Other points that Norquist made to Klein were that Cruz promised Democrat votes on defunding that he failed to deliver and that he had no end-strategy.

How does Norquist propose delivering Senate Democratic votes for a one-year delay? He doesn't; he just offers his "conversation" about a delay as the consolation prize.

At this juncture, what's the Republicans' takeaway in their differences with the president and Senate Democrats? An increase in the debt limit, maybe some spending restraints, and removing the exemption from the individual mandate for Congress and staffers?

Norquist also commented that the Republicans' sequester strategy was about more than ObamaCare, citing entitlement reform, the Keystone pipeline, fracking, and overall energy development as other important aims.

While entitlement reform is needed (though Paul Ryan's plan doesn't go far enough), and the Keystone Pipeline and domestic energy independence are critical to the nation's future, ObamaCare presently overrides those concerns.

It'll be easier for a future Republican president and Congress to clear obstacles to energy development or pass the rather modest and gradual entitlement reforms championed by Congressman Ryan than to uproot ObamaCare. Strangling the baby in its crib, so to speak, is smarter than permitting it to grow into a giant. Giants are much harder to kill.

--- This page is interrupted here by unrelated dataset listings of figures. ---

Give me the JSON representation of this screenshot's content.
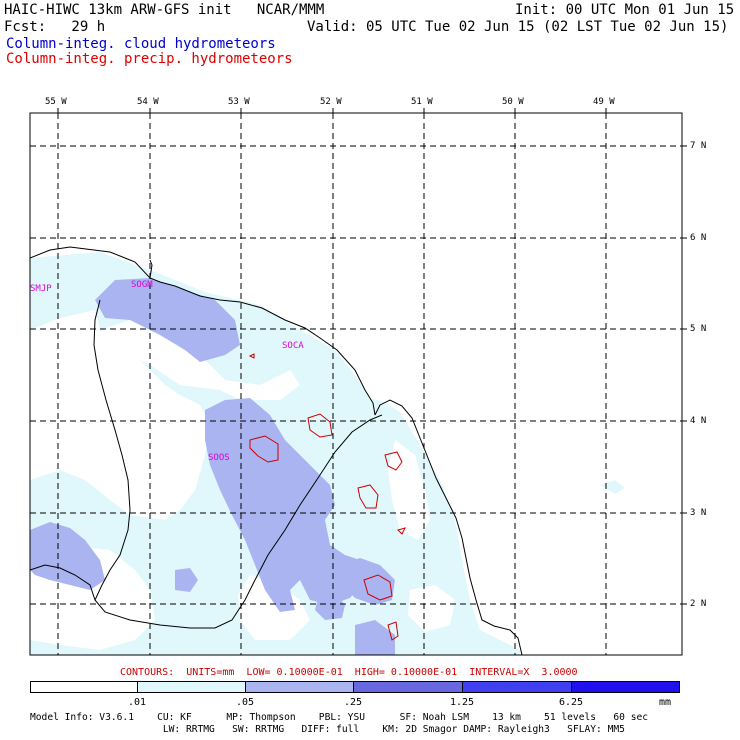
{
  "header": {
    "line1_left": "HAIC-HIWC 13km ARW-GFS init   NCAR/MMM",
    "line1_right": "Init: 00 UTC Mon 01 Jun 15",
    "line2_left": "Fcst:   29 h",
    "line2_right": "Valid: 05 UTC Tue 02 Jun 15 (02 LST Tue 02 Jun 15)",
    "field1": "Column-integ. cloud hydrometeors",
    "field2": "Column-integ. precip. hydrometeors"
  },
  "colors": {
    "field1": "#0000cc",
    "field2": "#dd0000",
    "contour": "#cc0000",
    "station_label": "#dd00dd",
    "shade_1": "#e0f8fc",
    "shade_2": "#aab4f0",
    "shade_3": "#6868e0",
    "shade_4": "#4040f0",
    "shade_5": "#2010ee"
  },
  "map": {
    "lon_labels": [
      "55 W",
      "54 W",
      "53 W",
      "52 W",
      "51 W",
      "50 W",
      "49 W"
    ],
    "lat_labels": [
      "7 N",
      "6 N",
      "5 N",
      "4 N",
      "3 N",
      "2 N"
    ],
    "stations": [
      "SMJP",
      "SOGM",
      "SOCA",
      "SOOS"
    ]
  },
  "contours_info": "CONTOURS:  UNITS=mm  LOW= 0.10000E-01  HIGH= 0.10000E-01  INTERVAL=X  3.0000",
  "legend": {
    "thresholds": [
      ".01",
      ".05",
      ".25",
      "1.25",
      "6.25"
    ],
    "unit": "mm"
  },
  "model_info": {
    "line1": "Model Info: V3.6.1    CU: KF      MP: Thompson    PBL: YSU      SF: Noah LSM    13 km    51 levels   60 sec",
    "line2": "                       LW: RRTMG   SW: RRTMG   DIFF: full    KM: 2D Smagor DAMP: Rayleigh3   SFLAY: MM5"
  }
}
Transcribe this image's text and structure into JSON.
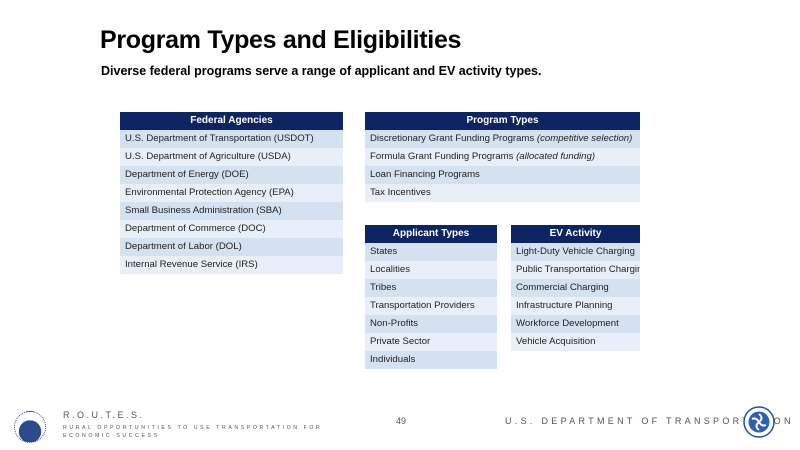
{
  "title": "Program Types and Eligibilities",
  "subtitle": "Diverse federal programs serve a range of applicant and EV activity types.",
  "tables": {
    "agencies": {
      "header": "Federal Agencies",
      "rows": [
        {
          "text": "U.S. Department of Transportation (USDOT)"
        },
        {
          "text": "U.S. Department of Agriculture (USDA)"
        },
        {
          "text": "Department of Energy (DOE)"
        },
        {
          "text": "Environmental Protection Agency (EPA)"
        },
        {
          "text": "Small Business Administration (SBA)"
        },
        {
          "text": "Department of Commerce (DOC)"
        },
        {
          "text": "Department of Labor (DOL)"
        },
        {
          "text": "Internal Revenue Service (IRS)"
        }
      ]
    },
    "program_types": {
      "header": "Program Types",
      "rows": [
        {
          "text": "Discretionary Grant Funding Programs ",
          "note": "(competitive selection)"
        },
        {
          "text": "Formula Grant Funding Programs ",
          "note": "(allocated funding)"
        },
        {
          "text": "Loan Financing Programs"
        },
        {
          "text": "Tax Incentives"
        }
      ]
    },
    "applicant_types": {
      "header": "Applicant Types",
      "rows": [
        {
          "text": "States"
        },
        {
          "text": "Localities"
        },
        {
          "text": "Tribes"
        },
        {
          "text": "Transportation Providers"
        },
        {
          "text": "Non-Profits"
        },
        {
          "text": "Private Sector"
        },
        {
          "text": "Individuals"
        }
      ]
    },
    "ev_activity": {
      "header": "EV Activity",
      "rows": [
        {
          "text": "Light-Duty Vehicle Charging"
        },
        {
          "text": "Public Transportation Charging"
        },
        {
          "text": "Commercial Charging"
        },
        {
          "text": "Infrastructure Planning"
        },
        {
          "text": "Workforce Development"
        },
        {
          "text": "Vehicle Acquisition"
        }
      ]
    }
  },
  "footer": {
    "routes_title": "R.O.U.T.E.S.",
    "routes_subtitle": "RURAL OPPORTUNITIES TO USE TRANSPORTATION FOR ECONOMIC SUCCESS",
    "page_number": "49",
    "department": "U.S. DEPARTMENT OF TRANSPORTATION",
    "logos": [
      "routes-logo",
      "usdot-seal"
    ]
  },
  "colors": {
    "header": "#0c2461",
    "row_dark": "#d3e1f1",
    "row_light": "#e9eff8"
  }
}
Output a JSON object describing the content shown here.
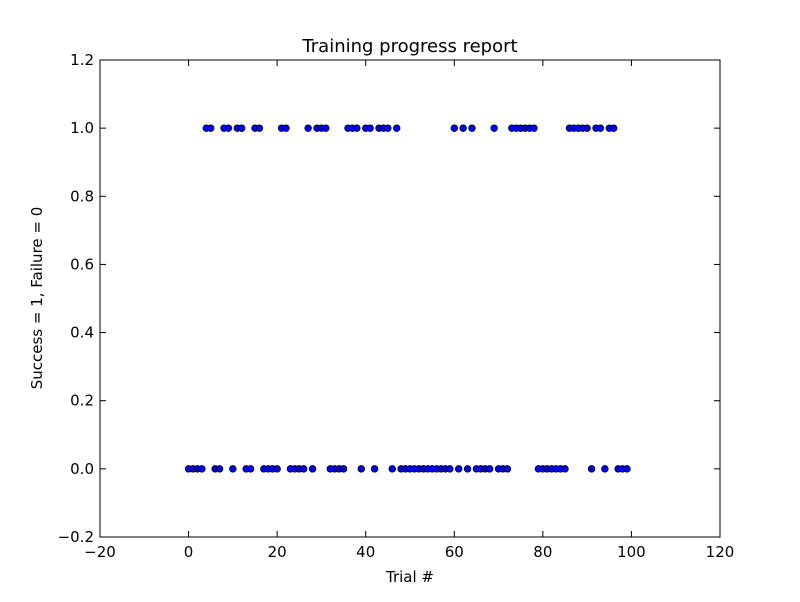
{
  "chart_data": {
    "type": "scatter",
    "title": "Training progress report",
    "xlabel": "Trial #",
    "ylabel": "Success = 1, Failure = 0",
    "xlim": [
      -20,
      120
    ],
    "ylim": [
      -0.2,
      1.2
    ],
    "xticks": [
      "−20",
      "0",
      "20",
      "40",
      "60",
      "80",
      "100",
      "120"
    ],
    "xtick_values": [
      -20,
      0,
      20,
      40,
      60,
      80,
      100,
      120
    ],
    "yticks": [
      "−0.2",
      "0.0",
      "0.2",
      "0.4",
      "0.6",
      "0.8",
      "1.0",
      "1.2"
    ],
    "ytick_values": [
      -0.2,
      0.0,
      0.2,
      0.4,
      0.6,
      0.8,
      1.0,
      1.2
    ],
    "grid": false,
    "marker_color": "#0000ff",
    "marker_edge_color": "#000000",
    "x": [
      0,
      1,
      2,
      3,
      4,
      5,
      6,
      7,
      8,
      9,
      10,
      11,
      12,
      13,
      14,
      15,
      16,
      17,
      18,
      19,
      20,
      21,
      22,
      23,
      24,
      25,
      26,
      27,
      28,
      29,
      30,
      31,
      32,
      33,
      34,
      35,
      36,
      37,
      38,
      39,
      40,
      41,
      42,
      43,
      44,
      45,
      46,
      47,
      48,
      49,
      50,
      51,
      52,
      53,
      54,
      55,
      56,
      57,
      58,
      59,
      60,
      61,
      62,
      63,
      64,
      65,
      66,
      67,
      68,
      69,
      70,
      71,
      72,
      73,
      74,
      75,
      76,
      77,
      78,
      79,
      80,
      81,
      82,
      83,
      84,
      85,
      86,
      87,
      88,
      89,
      90,
      91,
      92,
      93,
      94,
      95,
      96,
      97,
      98,
      99
    ],
    "y": [
      0,
      0,
      0,
      0,
      1,
      1,
      0,
      0,
      1,
      1,
      0,
      1,
      1,
      0,
      0,
      1,
      1,
      0,
      0,
      0,
      0,
      1,
      1,
      0,
      0,
      0,
      0,
      1,
      0,
      1,
      1,
      1,
      0,
      0,
      0,
      0,
      1,
      1,
      1,
      0,
      1,
      1,
      0,
      1,
      1,
      1,
      0,
      1,
      0,
      0,
      0,
      0,
      0,
      0,
      0,
      0,
      0,
      0,
      0,
      0,
      1,
      0,
      1,
      0,
      1,
      0,
      0,
      0,
      0,
      1,
      0,
      0,
      0,
      1,
      1,
      1,
      1,
      1,
      1,
      0,
      0,
      0,
      0,
      0,
      0,
      0,
      1,
      1,
      1,
      1,
      1,
      0,
      1,
      1,
      0,
      1,
      1,
      0,
      0,
      0
    ]
  }
}
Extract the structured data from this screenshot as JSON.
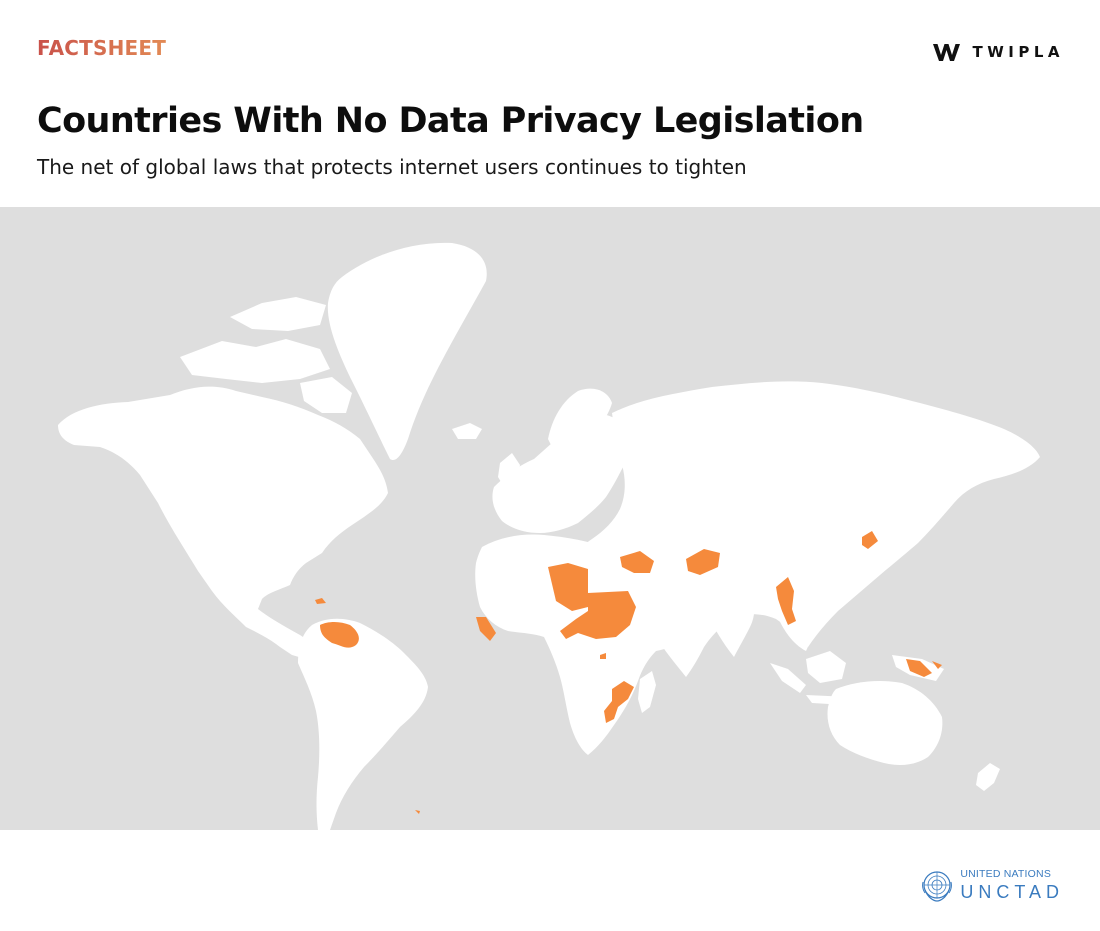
{
  "header": {
    "label": "FACTSHEET",
    "label_colors": [
      "#c9514a",
      "#e28a55"
    ],
    "brand_name": "TWIPLA",
    "brand_icon": "twipla-w-logo"
  },
  "title": "Countries With No Data Privacy Legislation",
  "subtitle": "The net of global laws that protects internet users continues to tighten",
  "map": {
    "projection": "world map",
    "ocean_color": "#dedede",
    "land_color": "#ffffff",
    "highlight_color": "#f58a3c",
    "highlighted_regions": [
      "haiti",
      "venezuela",
      "libya",
      "chad",
      "sudan",
      "south-sudan",
      "iraq",
      "afghanistan",
      "myanmar",
      "north-korea",
      "papua-new-guinea",
      "liberia",
      "sierra-leone",
      "burundi",
      "mozambique",
      "malawi",
      "south-atlantic-island"
    ]
  },
  "source": {
    "line1": "UNITED NATIONS",
    "line2": "UNCTAD",
    "icon": "un-emblem-icon",
    "color": "#3a7bbf"
  }
}
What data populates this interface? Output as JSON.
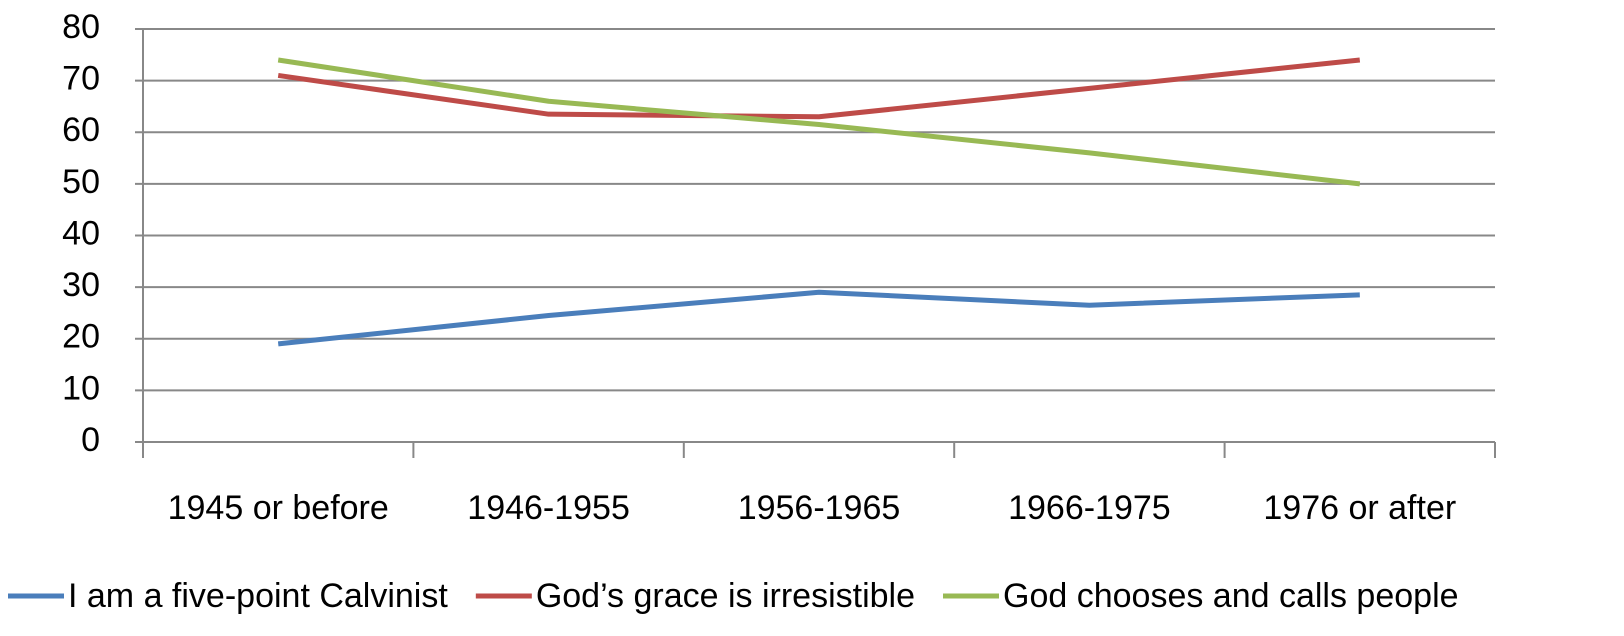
{
  "chart_data": {
    "type": "line",
    "categories": [
      "1945 or before",
      "1946-1955",
      "1956-1965",
      "1966-1975",
      "1976 or after"
    ],
    "series": [
      {
        "name": "I am a five-point Calvinist",
        "color": "#4a7ebb",
        "values": [
          19,
          24.5,
          29,
          26.5,
          28.5
        ]
      },
      {
        "name": "God’s grace is irresistible",
        "color": "#be4b48",
        "values": [
          71,
          63.5,
          63,
          68.5,
          74
        ]
      },
      {
        "name": "God chooses and calls people",
        "color": "#98b954",
        "values": [
          74,
          66,
          61.5,
          56,
          50
        ]
      }
    ],
    "ylim": [
      0,
      80
    ],
    "yticks": [
      0,
      10,
      20,
      30,
      40,
      50,
      60,
      70,
      80
    ],
    "grid": true,
    "legend": "bottom"
  }
}
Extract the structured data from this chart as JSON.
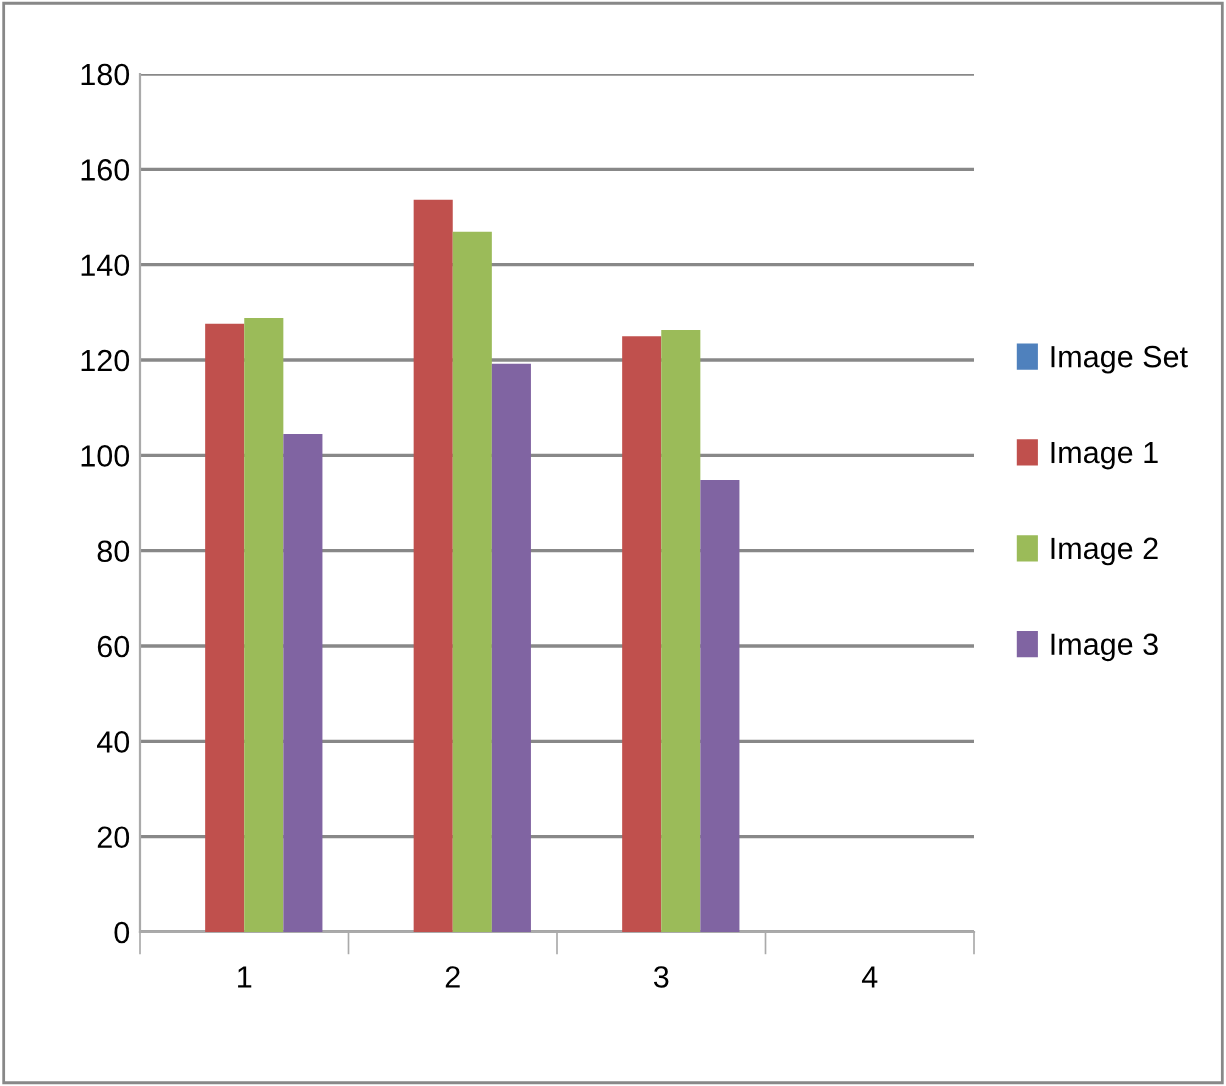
{
  "chart_data": {
    "type": "bar",
    "categories": [
      "1",
      "2",
      "3",
      "4"
    ],
    "series": [
      {
        "name": "Image Set",
        "color": "#4f81bd",
        "values": [
          null,
          null,
          null,
          null
        ]
      },
      {
        "name": "Image 1",
        "color": "#c0504d",
        "values": [
          127.6,
          153.6,
          125.0,
          null
        ]
      },
      {
        "name": "Image 2",
        "color": "#9bbb59",
        "values": [
          128.8,
          146.9,
          126.3,
          null
        ]
      },
      {
        "name": "Image 3",
        "color": "#8064a2",
        "values": [
          104.5,
          119.2,
          94.8,
          null
        ]
      }
    ],
    "ylim": [
      0,
      180
    ],
    "yticks": [
      0,
      20,
      40,
      60,
      80,
      100,
      120,
      140,
      160,
      180
    ],
    "grid": "y",
    "legend": "right"
  }
}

Here again, Cruz' instincts were correct. The fight against ObamaCare must be audacious and taken next year to the voters in stark terms, giving them clear choices.

It's Republican insiders -- like Norquist -- who are so immersed in the Washington game that they fail to appreciate the hunger at the grassroots for leadership committed to national transformation -- for not just an end to ObamaCare, but a revitalization of the nation premised on founding principles.

Or maybe they do appreciate that hunger but want no part of it. What's your answer, Grover?

That hunger is real and deep among grassroots conservatives, who will continue to seek expression through new leaders, be they Ted Cruz, Mike Lee, Rand Paul, Sarah Palin, or others who will arise in the coming months and years to tap the pent-up energy for liberty-revitalizing historic change.